Nursing medication errors are not as uncommon as we would like to admit. According to the Centers for Disease Control and Prevention (CDC), there are over 1.5 million cases reported every year and that over 60% of the errors are made by a nurse.
Medication errors can be life threatening to a patient and in a perfect world would never happen. These are defined by the US Food and Drug Administration (USFDA) as being any form type of preventable incident that could lead to or cause harm to a patient. The most common result of these types of mistakes are extended hospital stays, disability, and fatality.
This could be terrifying to a new nurse, who in addition to having to learn the ins and outs of practical nursing, must now be schooled in dozens of different drugs that may be prescribed to a patient. The long hours, stress and new environment don’t help a new nurse when it comes to avoiding medication mistakes.
Despite electronic dispensation methods and other preventive practices, the element of human error is always a possibility with medications. As a nurse, you should always be aware of this, and take extra steps to avoid a mistake that could hinder a patient’s recovery or even be fatal.
Identify the Patient – You should always ask the patient’s name and one other identifying question, such as their date of birth, before administering medication. If they are unable to speak, refer to their wrist band and chart to verify two identifiers before proceeding.
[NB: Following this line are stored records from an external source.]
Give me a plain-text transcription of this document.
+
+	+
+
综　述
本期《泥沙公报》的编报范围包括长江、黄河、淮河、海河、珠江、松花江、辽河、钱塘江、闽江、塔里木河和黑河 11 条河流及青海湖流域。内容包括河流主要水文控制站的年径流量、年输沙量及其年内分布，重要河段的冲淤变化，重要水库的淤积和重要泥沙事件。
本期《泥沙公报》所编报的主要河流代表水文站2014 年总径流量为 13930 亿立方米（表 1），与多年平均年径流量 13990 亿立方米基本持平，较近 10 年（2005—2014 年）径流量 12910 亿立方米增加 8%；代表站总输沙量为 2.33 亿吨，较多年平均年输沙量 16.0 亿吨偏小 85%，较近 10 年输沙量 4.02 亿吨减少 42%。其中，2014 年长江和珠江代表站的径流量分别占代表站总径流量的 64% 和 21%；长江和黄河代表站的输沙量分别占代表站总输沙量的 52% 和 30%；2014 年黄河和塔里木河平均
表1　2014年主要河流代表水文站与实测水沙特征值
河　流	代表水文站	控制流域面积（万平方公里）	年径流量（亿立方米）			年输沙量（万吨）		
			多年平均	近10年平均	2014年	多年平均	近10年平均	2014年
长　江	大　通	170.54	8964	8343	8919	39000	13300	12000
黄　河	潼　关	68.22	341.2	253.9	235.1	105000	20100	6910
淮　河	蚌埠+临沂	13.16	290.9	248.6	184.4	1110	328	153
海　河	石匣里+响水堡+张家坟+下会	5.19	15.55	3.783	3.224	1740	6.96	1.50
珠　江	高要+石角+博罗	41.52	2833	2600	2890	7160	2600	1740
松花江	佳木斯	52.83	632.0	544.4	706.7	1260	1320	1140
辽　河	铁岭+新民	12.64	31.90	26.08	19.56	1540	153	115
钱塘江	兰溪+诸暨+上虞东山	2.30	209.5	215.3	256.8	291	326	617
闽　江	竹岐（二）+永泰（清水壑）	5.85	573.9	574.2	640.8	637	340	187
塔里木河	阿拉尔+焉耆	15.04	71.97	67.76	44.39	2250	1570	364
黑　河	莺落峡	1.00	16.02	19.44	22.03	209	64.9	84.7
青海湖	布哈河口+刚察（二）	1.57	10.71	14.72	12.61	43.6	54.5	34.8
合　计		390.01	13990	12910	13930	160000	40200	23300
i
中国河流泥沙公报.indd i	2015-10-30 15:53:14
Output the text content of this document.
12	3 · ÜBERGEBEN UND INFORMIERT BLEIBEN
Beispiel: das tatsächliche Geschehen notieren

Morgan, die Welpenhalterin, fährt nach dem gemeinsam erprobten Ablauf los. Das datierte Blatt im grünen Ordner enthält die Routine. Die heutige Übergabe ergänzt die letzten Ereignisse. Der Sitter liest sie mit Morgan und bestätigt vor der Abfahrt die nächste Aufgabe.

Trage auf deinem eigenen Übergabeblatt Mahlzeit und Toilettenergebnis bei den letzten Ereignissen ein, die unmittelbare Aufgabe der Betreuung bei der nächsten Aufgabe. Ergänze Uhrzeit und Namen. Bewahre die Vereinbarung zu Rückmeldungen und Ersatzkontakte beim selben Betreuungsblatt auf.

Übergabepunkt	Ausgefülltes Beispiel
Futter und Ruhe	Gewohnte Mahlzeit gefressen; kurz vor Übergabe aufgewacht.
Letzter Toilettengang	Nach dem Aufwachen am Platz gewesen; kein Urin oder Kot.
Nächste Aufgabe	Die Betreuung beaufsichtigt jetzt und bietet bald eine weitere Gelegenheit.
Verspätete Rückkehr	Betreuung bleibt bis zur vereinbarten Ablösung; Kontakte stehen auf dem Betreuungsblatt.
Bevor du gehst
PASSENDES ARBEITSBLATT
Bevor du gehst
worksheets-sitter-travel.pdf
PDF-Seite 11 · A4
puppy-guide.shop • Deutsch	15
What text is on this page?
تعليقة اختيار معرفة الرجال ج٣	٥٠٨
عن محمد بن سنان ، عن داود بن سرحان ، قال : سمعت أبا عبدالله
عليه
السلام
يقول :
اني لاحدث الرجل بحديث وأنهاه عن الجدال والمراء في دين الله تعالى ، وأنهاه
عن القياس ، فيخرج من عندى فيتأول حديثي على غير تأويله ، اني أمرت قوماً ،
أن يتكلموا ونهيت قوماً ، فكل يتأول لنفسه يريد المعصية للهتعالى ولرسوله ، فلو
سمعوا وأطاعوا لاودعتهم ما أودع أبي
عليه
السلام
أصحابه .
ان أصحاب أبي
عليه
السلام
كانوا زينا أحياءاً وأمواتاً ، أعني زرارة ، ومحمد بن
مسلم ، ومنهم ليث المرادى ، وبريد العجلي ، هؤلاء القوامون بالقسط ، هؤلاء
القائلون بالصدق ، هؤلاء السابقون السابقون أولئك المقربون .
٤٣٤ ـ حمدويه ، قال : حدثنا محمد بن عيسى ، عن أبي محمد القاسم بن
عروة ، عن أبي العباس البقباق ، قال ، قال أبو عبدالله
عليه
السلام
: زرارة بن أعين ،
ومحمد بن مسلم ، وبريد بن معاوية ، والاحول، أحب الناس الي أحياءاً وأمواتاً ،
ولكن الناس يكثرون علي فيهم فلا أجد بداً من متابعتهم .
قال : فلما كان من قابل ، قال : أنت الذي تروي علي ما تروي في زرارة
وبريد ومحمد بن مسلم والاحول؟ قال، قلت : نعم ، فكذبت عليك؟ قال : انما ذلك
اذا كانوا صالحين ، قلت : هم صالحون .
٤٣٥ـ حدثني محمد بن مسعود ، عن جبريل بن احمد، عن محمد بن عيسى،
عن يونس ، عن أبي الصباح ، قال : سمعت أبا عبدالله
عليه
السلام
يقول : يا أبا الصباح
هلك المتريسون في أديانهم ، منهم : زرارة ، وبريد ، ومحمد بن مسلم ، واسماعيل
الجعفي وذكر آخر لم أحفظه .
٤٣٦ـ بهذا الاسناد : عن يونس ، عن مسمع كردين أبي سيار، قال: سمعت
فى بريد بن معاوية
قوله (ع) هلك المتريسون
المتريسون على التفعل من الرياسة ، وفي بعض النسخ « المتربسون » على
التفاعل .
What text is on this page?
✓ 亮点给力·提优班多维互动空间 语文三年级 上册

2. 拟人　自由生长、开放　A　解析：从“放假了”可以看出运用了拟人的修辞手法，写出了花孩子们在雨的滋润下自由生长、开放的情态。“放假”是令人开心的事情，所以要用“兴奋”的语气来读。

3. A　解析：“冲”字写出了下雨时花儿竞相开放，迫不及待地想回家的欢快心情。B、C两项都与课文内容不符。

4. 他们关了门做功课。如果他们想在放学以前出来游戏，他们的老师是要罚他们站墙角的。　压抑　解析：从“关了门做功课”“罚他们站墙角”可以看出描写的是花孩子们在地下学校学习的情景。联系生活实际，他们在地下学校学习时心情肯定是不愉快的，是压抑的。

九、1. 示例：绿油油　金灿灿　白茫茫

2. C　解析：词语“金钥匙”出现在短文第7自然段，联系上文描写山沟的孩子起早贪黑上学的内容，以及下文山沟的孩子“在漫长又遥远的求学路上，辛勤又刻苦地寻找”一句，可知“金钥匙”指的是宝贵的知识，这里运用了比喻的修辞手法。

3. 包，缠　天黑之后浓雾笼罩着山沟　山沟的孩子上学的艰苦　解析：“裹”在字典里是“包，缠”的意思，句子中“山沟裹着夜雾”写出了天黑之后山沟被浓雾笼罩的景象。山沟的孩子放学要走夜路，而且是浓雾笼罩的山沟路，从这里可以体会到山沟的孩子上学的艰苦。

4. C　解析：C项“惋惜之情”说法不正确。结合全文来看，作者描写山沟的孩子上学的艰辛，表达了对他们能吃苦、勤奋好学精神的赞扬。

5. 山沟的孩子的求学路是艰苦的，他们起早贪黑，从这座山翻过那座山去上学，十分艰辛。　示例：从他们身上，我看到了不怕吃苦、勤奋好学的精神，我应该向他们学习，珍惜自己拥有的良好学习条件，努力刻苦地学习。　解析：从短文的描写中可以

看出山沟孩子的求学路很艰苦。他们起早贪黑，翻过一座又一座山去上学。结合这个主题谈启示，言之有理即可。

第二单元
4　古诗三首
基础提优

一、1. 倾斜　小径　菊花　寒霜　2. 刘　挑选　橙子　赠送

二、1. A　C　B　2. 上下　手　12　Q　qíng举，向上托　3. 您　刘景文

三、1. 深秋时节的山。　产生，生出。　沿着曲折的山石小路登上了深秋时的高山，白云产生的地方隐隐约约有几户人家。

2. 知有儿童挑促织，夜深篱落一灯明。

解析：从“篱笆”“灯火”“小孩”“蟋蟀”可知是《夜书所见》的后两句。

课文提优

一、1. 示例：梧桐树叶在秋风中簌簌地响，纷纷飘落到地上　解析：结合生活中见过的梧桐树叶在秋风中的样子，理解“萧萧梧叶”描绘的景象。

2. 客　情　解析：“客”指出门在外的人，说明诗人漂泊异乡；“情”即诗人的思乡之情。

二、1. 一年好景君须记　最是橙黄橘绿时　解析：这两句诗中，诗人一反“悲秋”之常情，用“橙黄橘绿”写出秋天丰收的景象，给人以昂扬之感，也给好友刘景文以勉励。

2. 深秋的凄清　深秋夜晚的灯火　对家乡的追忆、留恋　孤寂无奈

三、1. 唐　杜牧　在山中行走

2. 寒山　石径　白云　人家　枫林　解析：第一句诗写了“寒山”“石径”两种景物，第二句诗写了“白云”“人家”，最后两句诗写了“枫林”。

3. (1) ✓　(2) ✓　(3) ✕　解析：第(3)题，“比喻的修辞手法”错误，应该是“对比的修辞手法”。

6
Never dispense medication based on room and bed number alone.
Ask About Allergies – Before administering medications ask the patient about any known allergies, not just allergies to medications. This information should be recorded in the chart, but it never hurts to verify that one more time before giving a patient, medication.
Do Not Use Abbreviations in Your Notes – When making notes or adding information to a chart regarding medication, always write each word in its entirety. Abbreviations can easily be misinterpreted and may be the cause of a medication error later on.